Por: Ricardo Tello

No es lo mejor que ha interpretado Russell Crowe ni lo mejor que ha dirigido Kevin Macdonald. No soy crítico de cine. Pero el reciente estreno, en Cuenca, de la película Los secretos del poder (apareció en Estados Unidos en abril pasado) me dejó varias reflexiones sobre el ejercicio del periodismo en tiempos de cólera, leyes regulatorias, amenazas y mediocridad profesional.

La trama de la película, y su desenlace, son casi previsibles en los primeros 15 minutos: tres muertes; un congresista, un periodista y una mujer entre ellos, y catorce empresas tras un jugoso negocio con el gobierno de Estados Unidos. Las empresas aparentemente desvinculadas pertenecen a un mismo dueño –¿les suena familiar?– y están a punto de hacerse de 40 mil millones de dólares, la privatización del Departamento de Defensa y del negocio de la guerra.

El argumento del filme en el que Crowe interpreta a un experimentado cronista del  Washington Globe  cuestiona, por el exceso de opiniones personales, el papel de los  blogs  en los terrenos del periodismo. Pone al debate la tendencia de farandulear la noticia en desmedro del reporterismo serio con la finalidad de captar más lectores, y hace un repaso de las técnicas del periodismo de investigación que van a contracorriente del inmediatismo –a veces irresponsable–  de los nuevos medios.

Las relaciones con el poder, que convierten a la prensa en antipoder, y ciertas prácticas que se consideran ilegales –como grabar clandestinamente a fuentes para blindarse ante eventuales retracciones– ponen su cuota de actualidad con la realidad que vive el Ecuador. “¿Estamos infringiendo la ley?”, se pregunta una joven reportera encargada de la versión digital del  Washington Globe  cuando Cal McAffrey (Crowe) devela identidades a través de códigos de seguridad social. “No, es periodismo del bueno”, le responde con un aire medio cínico. Son las mismas dudas que se plantean cuando deciden grabar clandestinamente a una fuente clave y que se resuelven en función del código ético de cada espectador.
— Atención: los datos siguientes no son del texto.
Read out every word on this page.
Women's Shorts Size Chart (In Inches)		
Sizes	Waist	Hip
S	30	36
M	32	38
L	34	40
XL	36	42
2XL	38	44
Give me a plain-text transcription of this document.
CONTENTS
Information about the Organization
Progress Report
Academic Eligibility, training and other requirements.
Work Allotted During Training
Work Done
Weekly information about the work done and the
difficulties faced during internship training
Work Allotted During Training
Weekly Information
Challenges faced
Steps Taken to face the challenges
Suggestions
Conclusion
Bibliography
Afortunadamente los reporteros se resisten a la sugerencia de su editora (Helen Mirren) de publicar los escándalos sexuales del congresista destapados por una camarera: “El escándalo es ya una noticia; mañana lo desmientes y tenemos otra noticia… mientras tanto nosotros vendemos periódicos”. Ellos prefieren siempre tener las dos versiones y buscar lo sustancial –ergo, las relaciones extramaritales y las preferencias sexuales de los funcionarios públicos no son noticia, como sucede en nuestro medio moralista–.

El filme recrea, fielmente, el ambiente de las redacciones de los periódicos impresos, llenos de adrenalina y estrés; el trabajo sin horario de los reporteros y una obsesión por la precisión. Al momento del desenlace publican el 30% de lo recopilado, como mandan los manuales del verdadero periodismo.

Ciertamente no es lo mejor que ha interpretado Crowe, pero sí una oportunidad de retomar los códigos del periodismo riguroso y el aliento para mantener la tenacidad en tiempos de confrontación con el poder.

Lo último: pese a las amenazas, golpes y disparos contra los reporteros, aquello nunca se convierte en noticia, solamente en la consecuencia de haber optado por una profesión que, bien hecha, incomoda al poder y crea enemigos.